UC Riverside professors will work on a multidisciplinary approach to explore 'inciting healthy behaviors' using a cell phone based game

The University of California, Riverside announced today that it is a Grand Challenges Explorations winner, an initiative funded by the Bill & Melinda Gates Foundation. Eamonn Keogh, a professor of computer science in the Bourns College of Engineering, will pursue an innovative global health and development research project, titled, "Inciting Healthy Behaviors: Nudging using Prompt-Execute-Gauge, a Human Computation Game."

Grand Challenges Explorations (GCE) funds individuals worldwide to explore ideas that can break the mold in how we solve persistent global health and development challenges. Keogh's project is one of more than 60 Grand Challenges Explorations grants announced today by the Bill & Melinda Gates Foundation.
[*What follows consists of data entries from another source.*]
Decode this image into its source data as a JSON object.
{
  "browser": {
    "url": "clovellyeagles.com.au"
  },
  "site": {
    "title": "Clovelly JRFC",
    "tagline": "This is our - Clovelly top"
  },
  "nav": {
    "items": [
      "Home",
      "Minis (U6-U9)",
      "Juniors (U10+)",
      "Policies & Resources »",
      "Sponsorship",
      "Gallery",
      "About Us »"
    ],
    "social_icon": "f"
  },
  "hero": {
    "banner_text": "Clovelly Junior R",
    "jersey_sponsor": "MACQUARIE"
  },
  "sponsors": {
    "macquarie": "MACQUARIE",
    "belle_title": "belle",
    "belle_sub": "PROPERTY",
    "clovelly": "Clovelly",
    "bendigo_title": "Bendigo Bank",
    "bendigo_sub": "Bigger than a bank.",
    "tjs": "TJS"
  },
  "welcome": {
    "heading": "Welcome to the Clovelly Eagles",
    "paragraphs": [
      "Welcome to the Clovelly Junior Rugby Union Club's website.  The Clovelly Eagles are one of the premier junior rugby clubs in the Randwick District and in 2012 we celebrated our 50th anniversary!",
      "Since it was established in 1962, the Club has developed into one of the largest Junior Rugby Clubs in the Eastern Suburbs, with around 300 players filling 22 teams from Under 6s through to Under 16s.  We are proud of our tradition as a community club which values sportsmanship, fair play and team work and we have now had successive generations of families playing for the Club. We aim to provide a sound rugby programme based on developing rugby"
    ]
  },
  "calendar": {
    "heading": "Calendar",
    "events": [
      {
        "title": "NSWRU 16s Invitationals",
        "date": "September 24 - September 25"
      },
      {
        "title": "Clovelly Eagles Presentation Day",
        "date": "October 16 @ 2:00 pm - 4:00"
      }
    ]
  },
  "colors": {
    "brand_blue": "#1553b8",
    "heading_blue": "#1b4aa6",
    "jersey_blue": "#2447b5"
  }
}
To receive funding, Keogh and other Grand Challenges Explorations winners demonstrated in a two-page online application a bold idea in one of five critical global heath and development topic areas. The foundation is accepting applications for the current GCE round until November 12, 2014 11:30 AM PDT.

Keogh, a three time winner of a Gates Foundation grant, will work with Sang-Hee Lee, an associate professor of anthropology at UC Riverside, and Mindy Marks, an associate professor of economics at UC Riverside, on a multidisciplinary approach to explore "inciting healthy behaviors" using a cell phone based game. There are many behaviors that, especially in the developing world, people know are good for them, yet because of forgetfulness, those behaviors are not always performed, Keogh said. These include using a bed net every night to prevent mosquitoes spreading malaria, or remembering to take medicine every day.

The researchers will create a general framework by which people play a simple cell phone "game," such that a side-effect of the game is that the desired healthy behavior is performed. The team is counting on financial incentives to help on the economics side of the motivation equation, as participants in the study work to change their habits. The team will first test their ideas in the U.S., incentivizing students to attend extra study sessions, before conducting a study incentivizing the use of bed nets in sub-Saharan Africa.